Razones no le faltan. A su lavado de cara hay que sumar una
colección de 13.000 piezas expuestas que cuenta con numerosos fondos de Grecia y Egipto, además de aquellos vinculados a la propia historia de España o, si se quiere, a la historia de la historia de los pueblos que habitaron España, y que abarca desde los primeros homínidos, los íberos, la invasión romana, los visigodos o la huella andalusí hasta el siglo XIX, concretamente hasta la aparición de la peseta y el reinado de Isabel II.
Un total de
65 millones de euros han hecho posible el nuevo aspecto del museo, que ve recompensado así 14 años de trabajos supervisados por dos gobiernos diferentes, el del PSOE y el PP, lo que da muestras, según Wert, “de la continuidad constitucional” que ha reinado a este respecto.
A través de tres ejes, calidad, innovación y accesibilidad, el museo se ha renovado no solo estéticamente, sino también metodológicamente, ya que el proyecto museístico ha planteado acertadamente la integración de la
tecnología con la obra expuesta. Así lo demuestra una sala introductoria en la que han sido instaladas dos composiciones formadas por más de 200 pantallas que dan cuenta de la evolución de la humanidad, así como un mapa interactivo de España que explica la diversidad de culturas que la han habitado.

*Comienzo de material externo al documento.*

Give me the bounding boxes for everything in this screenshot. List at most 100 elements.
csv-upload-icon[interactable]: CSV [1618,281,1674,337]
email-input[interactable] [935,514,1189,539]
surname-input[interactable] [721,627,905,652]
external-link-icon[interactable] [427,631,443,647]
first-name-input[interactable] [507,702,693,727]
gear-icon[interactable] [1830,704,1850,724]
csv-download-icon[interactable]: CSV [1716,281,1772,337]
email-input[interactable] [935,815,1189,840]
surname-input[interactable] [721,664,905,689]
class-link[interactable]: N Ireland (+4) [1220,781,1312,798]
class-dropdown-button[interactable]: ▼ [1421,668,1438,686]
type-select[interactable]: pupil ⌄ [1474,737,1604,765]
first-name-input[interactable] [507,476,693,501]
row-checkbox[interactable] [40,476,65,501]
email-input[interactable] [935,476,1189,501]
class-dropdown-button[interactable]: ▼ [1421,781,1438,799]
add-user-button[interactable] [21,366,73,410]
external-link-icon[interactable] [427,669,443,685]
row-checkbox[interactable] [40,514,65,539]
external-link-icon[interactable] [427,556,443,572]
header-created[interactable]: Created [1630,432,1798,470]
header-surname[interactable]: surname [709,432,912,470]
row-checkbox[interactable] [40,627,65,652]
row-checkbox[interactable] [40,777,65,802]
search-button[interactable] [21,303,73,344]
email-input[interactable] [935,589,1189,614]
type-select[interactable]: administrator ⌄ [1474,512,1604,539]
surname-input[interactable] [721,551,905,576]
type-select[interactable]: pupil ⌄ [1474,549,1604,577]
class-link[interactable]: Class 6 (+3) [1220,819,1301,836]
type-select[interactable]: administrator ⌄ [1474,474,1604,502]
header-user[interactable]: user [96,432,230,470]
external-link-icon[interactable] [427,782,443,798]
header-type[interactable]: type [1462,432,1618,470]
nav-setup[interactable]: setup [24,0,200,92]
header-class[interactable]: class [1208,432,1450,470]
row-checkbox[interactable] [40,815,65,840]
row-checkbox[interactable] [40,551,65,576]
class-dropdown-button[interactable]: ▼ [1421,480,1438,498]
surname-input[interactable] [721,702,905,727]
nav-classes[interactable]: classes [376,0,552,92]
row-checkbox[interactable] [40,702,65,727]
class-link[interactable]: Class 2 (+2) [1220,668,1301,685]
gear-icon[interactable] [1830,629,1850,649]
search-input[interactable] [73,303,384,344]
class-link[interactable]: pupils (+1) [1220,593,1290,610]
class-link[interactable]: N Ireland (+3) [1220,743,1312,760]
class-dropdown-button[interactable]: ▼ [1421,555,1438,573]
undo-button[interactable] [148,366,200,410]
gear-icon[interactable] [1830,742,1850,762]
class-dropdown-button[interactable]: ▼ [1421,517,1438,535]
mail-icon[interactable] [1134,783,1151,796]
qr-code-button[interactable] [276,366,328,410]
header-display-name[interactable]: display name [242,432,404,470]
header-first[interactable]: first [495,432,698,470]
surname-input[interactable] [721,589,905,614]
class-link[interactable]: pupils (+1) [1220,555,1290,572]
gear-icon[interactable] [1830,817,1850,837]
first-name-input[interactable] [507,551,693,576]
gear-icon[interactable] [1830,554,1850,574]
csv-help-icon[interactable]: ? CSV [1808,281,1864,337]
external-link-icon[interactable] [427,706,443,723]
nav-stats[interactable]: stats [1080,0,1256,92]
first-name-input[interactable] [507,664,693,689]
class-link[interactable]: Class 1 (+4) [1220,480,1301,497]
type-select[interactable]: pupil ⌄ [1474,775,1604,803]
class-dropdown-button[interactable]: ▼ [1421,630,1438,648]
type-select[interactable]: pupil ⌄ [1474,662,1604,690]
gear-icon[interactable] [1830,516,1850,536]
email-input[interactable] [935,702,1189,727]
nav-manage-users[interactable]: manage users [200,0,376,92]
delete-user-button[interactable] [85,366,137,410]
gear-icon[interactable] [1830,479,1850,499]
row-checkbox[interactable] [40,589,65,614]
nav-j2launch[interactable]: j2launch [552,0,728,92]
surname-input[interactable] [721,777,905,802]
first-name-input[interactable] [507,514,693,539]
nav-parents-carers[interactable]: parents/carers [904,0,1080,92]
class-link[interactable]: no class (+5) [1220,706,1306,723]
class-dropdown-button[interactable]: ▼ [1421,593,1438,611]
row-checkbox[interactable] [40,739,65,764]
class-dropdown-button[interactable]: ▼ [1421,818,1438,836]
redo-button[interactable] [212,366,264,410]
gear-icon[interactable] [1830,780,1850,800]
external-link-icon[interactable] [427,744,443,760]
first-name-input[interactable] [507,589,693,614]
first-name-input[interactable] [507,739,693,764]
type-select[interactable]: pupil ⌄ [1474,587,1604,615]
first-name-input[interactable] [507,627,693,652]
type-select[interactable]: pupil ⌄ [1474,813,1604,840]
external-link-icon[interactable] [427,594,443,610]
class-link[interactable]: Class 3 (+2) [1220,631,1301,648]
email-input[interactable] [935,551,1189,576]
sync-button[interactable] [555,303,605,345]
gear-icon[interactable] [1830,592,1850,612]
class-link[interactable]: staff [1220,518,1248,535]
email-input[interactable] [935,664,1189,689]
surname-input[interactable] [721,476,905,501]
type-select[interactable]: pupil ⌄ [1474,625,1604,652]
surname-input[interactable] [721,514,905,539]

Un museo del siglo XXITambién han sido incluidos vídeos explicativos a lo largo del recorrido, así como instalaciones con piezas recreadas que permiten ser tocadas por el visitante para hacerle partícipe de las texturas y materiales utilizados a lo largo de la historia. Otra prueba del interés del museo por interactuar con su público, y por ahondar en su labor didáctica, es una recreación de la Mezquita de Córdoba en el techo que ayuda a identificar las fases de ampliación y los cambios a los que se vio sometida durante siglos.
En la primera parte del recorrido, dedicado a la Prehistoria, cráneos, fragmentos de pelvis o un esqueleto parcial de hembra adulta de 3,2 millones de años dan la bienvenida a una colección en la que no faltan tampoco omóplatos decorados o una recreación de un campamento campaniforme.
No hay que avanzar mucho para toparse con la estrella de los fondos del Museo Arqueológico, la
Dama de Elche, estratégicamente aislada del resto de las piezas expuestas en el ámbito dedicado a la Protohistoria, precisamente para destacar su importancia.
En el periodo de la Hispania romana, utensilios, joyas, monedas, urnas funerarias y documentos legales comparten protagonismo con mosaicos de grandes dimensiones que adornan paredes y suelos decorados con motivos vegetales y geométricos, y referencias a la mitología.
El tesoro visigodo de Guarrazar, del que forma parte la relevante
corona de Recesvinto, precede a la sala dedicada a la huella andalusí con ejemplos de ventanas nazaríes o artesonados. La Edad Media está representada por esculturas de madera policromada, capiteles de iconografía típicamente medieval –seres monstruosos o Cristo en la mandorla-, cerámica mudéjar o retablos, y la Edad Moderna, por cuadros o una silla de manos pintada por Luis Paret, entre otras piezas que también aluden al Siglo de las Luces.
La entrada general cuesta 3 euros y la reducida, 1,50 euros. El acceso será gratuito los sábados a partir de las 14:00 horas y los domingos.